I am able to load on to a trailer or truck if needed. Located in the far South Suburbs of Chicago, near Joliet. 
This is for sale locally as well. I can be reached here or on my cell. Quickest would be my cell. Text works good. 708-3 seven two-74 two two.

Asking $3,900 obo


----------



## Philbilly2 (Aug 25, 2007)

Well look who the wind blew in...

Good to see you again there Sully!


----------



## SullivanSeptic (Nov 30, 2008)

Philbilly2 said:


> Well look who the wind blew in...
> 
> Good to see you again there Sully!


I've been around. I poke my head in every now and again.


----------



## FredG (Oct 15, 2012)

SullivanSeptic said:


> I am selling my 9'6" Western MVP plus. This is a stainless steel plow with minimal hours on it. I also have wings to go along with it. The plow has been on my personal truck and is kept in my shop all year. I am getting out of plowing due to a major injury I had and need to make room for other things. The plow runs perfect and has no issues. Fluid changed every year and it gets sprayed down with WD40 after each season. This is plowside only.
> I am able to load on to a trailer or truck if needed. Located in the far South Suburbs of Chicago, near Joliet.
> This is for sale locally as well. I can be reached here or on my cell. Quickest would be my cell. Text works good. 708-3 seven two-74 two two.
> 
> ...


Very nice, Nice price. Good Luck


----------



## dieselss (Jan 3, 2008)

Philbilly2 said:


> Well look who the wind blew in...
> 
> Good to see you again there Sully!


Hes more active on our non filtered txt group 

Free bump


----------



## JustJeff (Sep 9, 2009)

dieselss said:


> Hes more active on our non filtered txt group
> 
> Free bump


I'm not popular enough to be included in that one!


----------



## cwren2472 (Aug 15, 2014)

JustJeff said:


> I'm not popular enough to be included in that one!

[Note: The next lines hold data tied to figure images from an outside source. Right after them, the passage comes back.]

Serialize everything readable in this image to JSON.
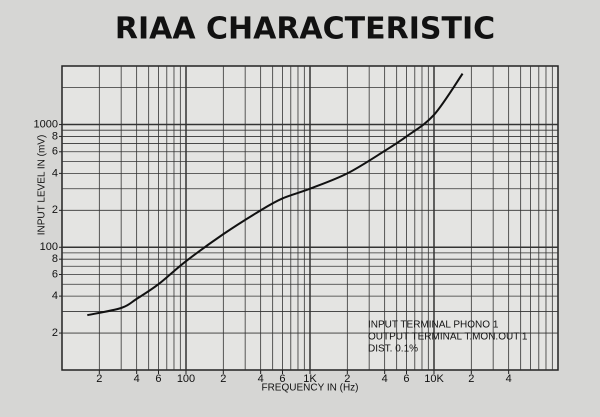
{
  "chart_data": {
    "type": "line",
    "title": "RIAA CHARACTERISTIC",
    "x_label": "FREQUENCY IN (Hz)",
    "y_label": "INPUT  LEVEL IN (mV)",
    "log_x": true,
    "log_y": true,
    "xlim": [
      10,
      100000
    ],
    "ylim": [
      10,
      3000
    ],
    "xticks": [
      {
        "value": 20,
        "label": "2"
      },
      {
        "value": 40,
        "label": "4"
      },
      {
        "value": 60,
        "label": "6"
      },
      100,
      {
        "value": 200,
        "label": "2"
      },
      {
        "value": 400,
        "label": "4"
      },
      {
        "value": 600,
        "label": "6"
      },
      {
        "value": 1000,
        "label": "1K"
      },
      {
        "value": 2000,
        "label": "2"
      },
      {
        "value": 4000,
        "label": "4"
      },
      {
        "value": 6000,
        "label": "6"
      },
      {
        "value": 10000,
        "label": "10K"
      },
      {
        "value": 20000,
        "label": "2"
      },
      {
        "value": 40000,
        "label": "4"
      }
    ],
    "yticks": [
      {
        "value": 20,
        "label": "2"
      },
      {
        "value": 40,
        "label": "4"
      },
      {
        "value": 60,
        "label": "6"
      },
      {
        "value": 80,
        "label": "8"
      },
      100,
      {
        "value": 200,
        "label": "2"
      },
      {
        "value": 400,
        "label": "4"
      },
      {
        "value": 600,
        "label": "6"
      },
      {
        "value": 800,
        "label": "8"
      },
      1000
    ],
    "xgrid": [
      20,
      30,
      40,
      50,
      60,
      70,
      80,
      90,
      100,
      200,
      300,
      400,
      500,
      600,
      700,
      800,
      900,
      1000,
      2000,
      3000,
      4000,
      5000,
      6000,
      7000,
      8000,
      9000,
      10000,
      20000,
      30000,
      40000,
      50000,
      60000,
      70000,
      80000,
      90000
    ],
    "ygrid": [
      20,
      30,
      40,
      50,
      60,
      70,
      80,
      90,
      100,
      200,
      300,
      400,
      500,
      600,
      700,
      800,
      900,
      1000,
      2000
    ],
    "grid": true,
    "color": "#111111",
    "x": [
      16,
      30,
      40,
      60,
      100,
      200,
      400,
      600,
      1000,
      2000,
      4000,
      6000,
      10000,
      17000
    ],
    "values": [
      28,
      32,
      38,
      50,
      77,
      128,
      200,
      250,
      300,
      400,
      610,
      800,
      1200,
      2600
    ],
    "annotations": [
      "INPUT TERMINAL PHONO 1",
      "OUTPUT TERMINAL T.MON.OUT 1",
      "DIST. 0.1%"
    ]
  }
}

It's ok, you and I can start our own


----------



## Sawboy (Dec 18, 2005)

@JustJeff, I'd invite you in, but I'm barely hanging on by a thread myself. Lol


----------



## dieselss (Jan 3, 2008)

JustJeff said:


> I'm not popular enough to be included in that one!


Only one Jeff allowed


----------



## 1olddogtwo (Aug 6, 2007)

JustJeff said:


> I'm not popular enough to be included in that one!

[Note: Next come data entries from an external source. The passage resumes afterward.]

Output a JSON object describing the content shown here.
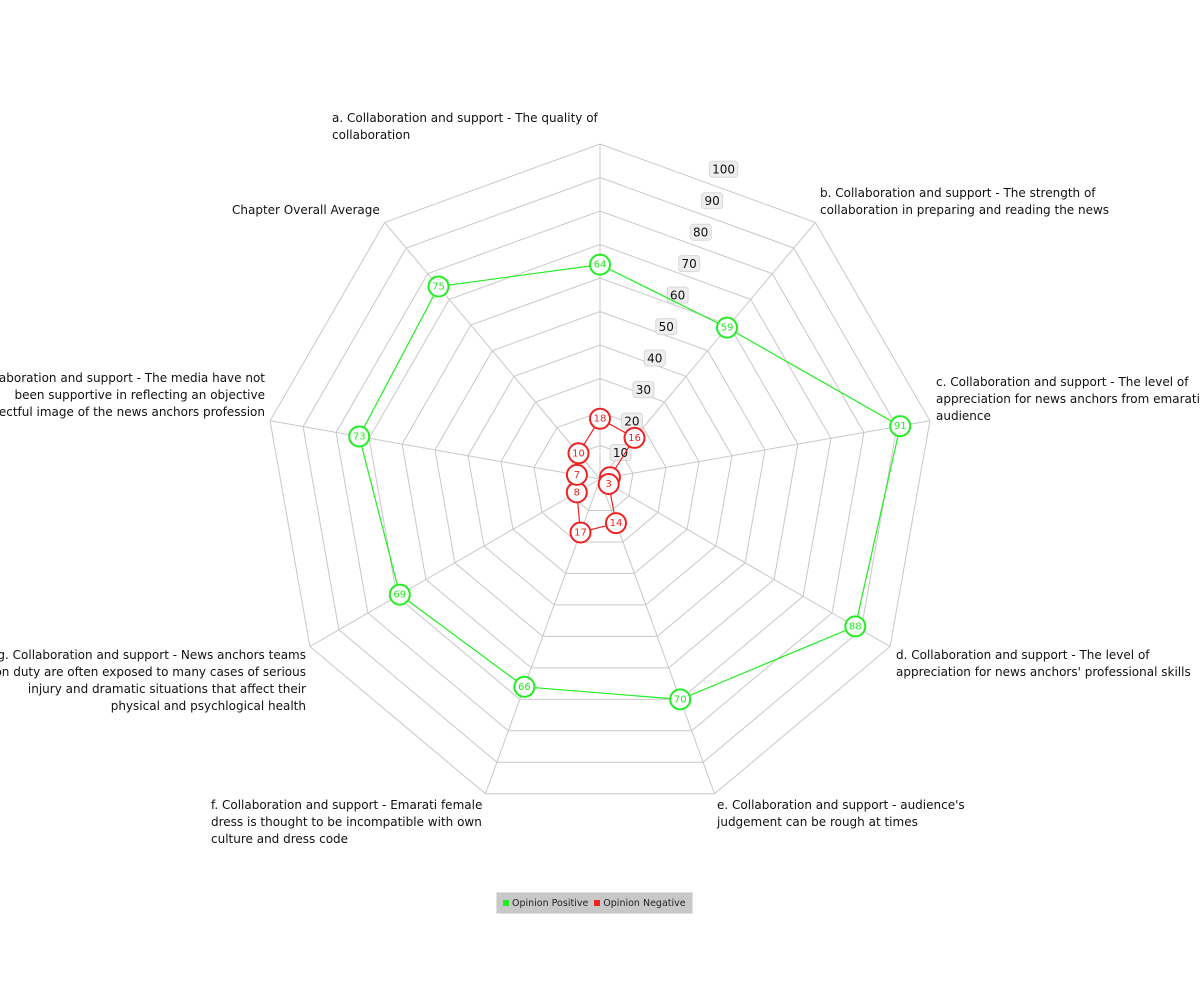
{
  "chart_data": {
    "type": "radar",
    "axes": [
      "a. Collaboration and support - The quality of collaboration",
      "b. Collaboration and support - The strength of collaboration in preparing and reading the news",
      "c. Collaboration and support - The level of appreciation for news anchors from emarati audience",
      "d. Collaboration and support - The level of appreciation for news anchors' professional skills",
      "e. Collaboration and support - audience's judgement can be rough at times",
      "f. Collaboration and support - Emarati female dress is thought to be incompatible with own culture and dress code",
      "g. Collaboration and support - News anchors teams on duty are often exposed to many cases of serious injury and dramatic situations that affect their physical and psychlogical health",
      "h. Collaboration and support - The media have not been supportive in reflecting an objective and respectful image of the news anchors profession",
      "Chapter Overall Average"
    ],
    "axis_label_lines": [
      [
        "a. Collaboration and support - The quality of",
        "collaboration"
      ],
      [
        "b. Collaboration and support - The strength of",
        "collaboration in preparing and reading the news"
      ],
      [
        "c. Collaboration and support - The level of",
        "appreciation for news anchors from emarati",
        "audience"
      ],
      [
        "d. Collaboration and support - The level of",
        "appreciation for news anchors' professional skills"
      ],
      [
        "e. Collaboration and support - audience's",
        "judgement can be rough at times"
      ],
      [
        "f. Collaboration and support - Emarati female",
        "dress is thought to be incompatible with own",
        "culture and dress code"
      ],
      [
        "g. Collaboration and support - News anchors teams",
        "on duty are often exposed to many cases of serious",
        "injury and dramatic situations that affect their",
        "physical and psychlogical health"
      ],
      [
        "h. Collaboration and support - The media have not",
        "been supportive in reflecting an objective",
        "and respectful image of the news anchors profession"
      ],
      [
        "Chapter Overall Average"
      ]
    ],
    "rlim": [
      0,
      100
    ],
    "ticks": [
      10,
      20,
      30,
      40,
      50,
      60,
      70,
      80,
      90,
      100
    ],
    "series": [
      {
        "name": "Opinion Positive",
        "color": "#22ee22",
        "values": [
          64,
          59,
          91,
          88,
          70,
          66,
          69,
          73,
          75
        ]
      },
      {
        "name": "Opinion Negative",
        "color": "#ee2222",
        "values": [
          18,
          16,
          3,
          3,
          14,
          17,
          8,
          7,
          10
        ]
      }
    ],
    "legend_position": "bottom",
    "grid": true
  }
}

I have to keep it on mute with these clowns

It looks as good as the day I sold to him three years ago.

It's the only flat top SS Vee western has ever made. I did modify the center shoes to close the gap.

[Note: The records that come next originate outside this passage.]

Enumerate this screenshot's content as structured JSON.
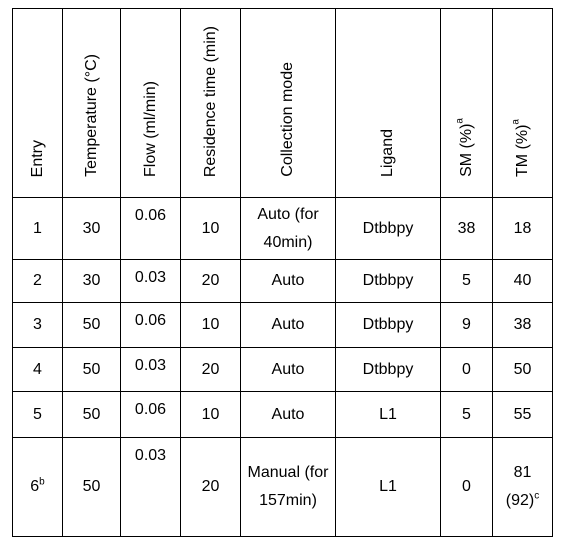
{
  "table": {
    "headers": [
      {
        "text": "Entry"
      },
      {
        "text": "Temperature (°C)"
      },
      {
        "text": "Flow (ml/min)"
      },
      {
        "text": "Residence time (min)"
      },
      {
        "text": "Collection mode"
      },
      {
        "text": "Ligand"
      },
      {
        "text": "SM (%)",
        "sup": "a"
      },
      {
        "text": "TM (%)",
        "sup": "a"
      }
    ],
    "rows": [
      [
        {
          "text": "1"
        },
        {
          "text": "30"
        },
        {
          "text": "0.06"
        },
        {
          "text": "10"
        },
        {
          "text": "Auto (for 40min)"
        },
        {
          "text": "Dtbbpy"
        },
        {
          "text": "38"
        },
        {
          "text": "18"
        }
      ],
      [
        {
          "text": "2"
        },
        {
          "text": "30"
        },
        {
          "text": "0.03"
        },
        {
          "text": "20"
        },
        {
          "text": "Auto"
        },
        {
          "text": "Dtbbpy"
        },
        {
          "text": "5"
        },
        {
          "text": "40"
        }
      ],
      [
        {
          "text": "3"
        },
        {
          "text": "50"
        },
        {
          "text": "0.06"
        },
        {
          "text": "10"
        },
        {
          "text": "Auto"
        },
        {
          "text": "Dtbbpy"
        },
        {
          "text": "9"
        },
        {
          "text": "38"
        }
      ],
      [
        {
          "text": "4"
        },
        {
          "text": "50"
        },
        {
          "text": "0.03"
        },
        {
          "text": "20"
        },
        {
          "text": "Auto"
        },
        {
          "text": "Dtbbpy"
        },
        {
          "text": "0"
        },
        {
          "text": "50"
        }
      ],
      [
        {
          "text": "5"
        },
        {
          "text": "50"
        },
        {
          "text": "0.06"
        },
        {
          "text": "10"
        },
        {
          "text": "Auto"
        },
        {
          "text": "L1"
        },
        {
          "text": "5"
        },
        {
          "text": "55"
        }
      ],
      [
        {
          "text": "6",
          "sup": "b"
        },
        {
          "text": "50"
        },
        {
          "text": "0.03"
        },
        {
          "text": "20"
        },
        {
          "text": "Manual (for 157min)"
        },
        {
          "text": "L1"
        },
        {
          "text": "0"
        },
        {
          "text": "81 (92)",
          "sup": "c"
        }
      ]
    ]
  }
}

It's a great plow, check my YouTube pages for some half ass action shots.


----------



## Pushin 2 Please (Dec 15, 2009)

SullivanSeptic said:


> I've been around. I poke my head in every now and again.


Me too. Group text is the best! I'm gone again!


----------



## Mike_PS (Feb 28, 2005)

it's a for sale thread guys...if not interested than no need to post


----------



## JustJeff (Sep 9, 2009)

Michael J. Donovan said:


> it's a for sale thread guys...if not interested than no need to post


He's a Chicago boy Michael. We're just keeping his post fresh on the "new posts" list so he gets more exposure!


----------



## Mike_PS (Feb 28, 2005)

again, if you aren't looking to buy it then DO NOT post in these threads


----------



## SullivanSeptic (Nov 30, 2008)

Just bumping this up.
Anyone want a great Plow at a great price? It will cost a lot more come fall.


----------



## SullivanSeptic (Nov 30, 2008)

I still have this for sale. Winter contracts are starting. Who needs a beautiful Vplow? 
11’ 4” wide with the wings on it.


----------



## TTBoy77 (Nov 21, 2006)

Still available?


----------



## SullivanSeptic (Nov 30, 2008)

Yes it is


----------



## SullivanSeptic (Nov 30, 2008)

She’s sold!


----------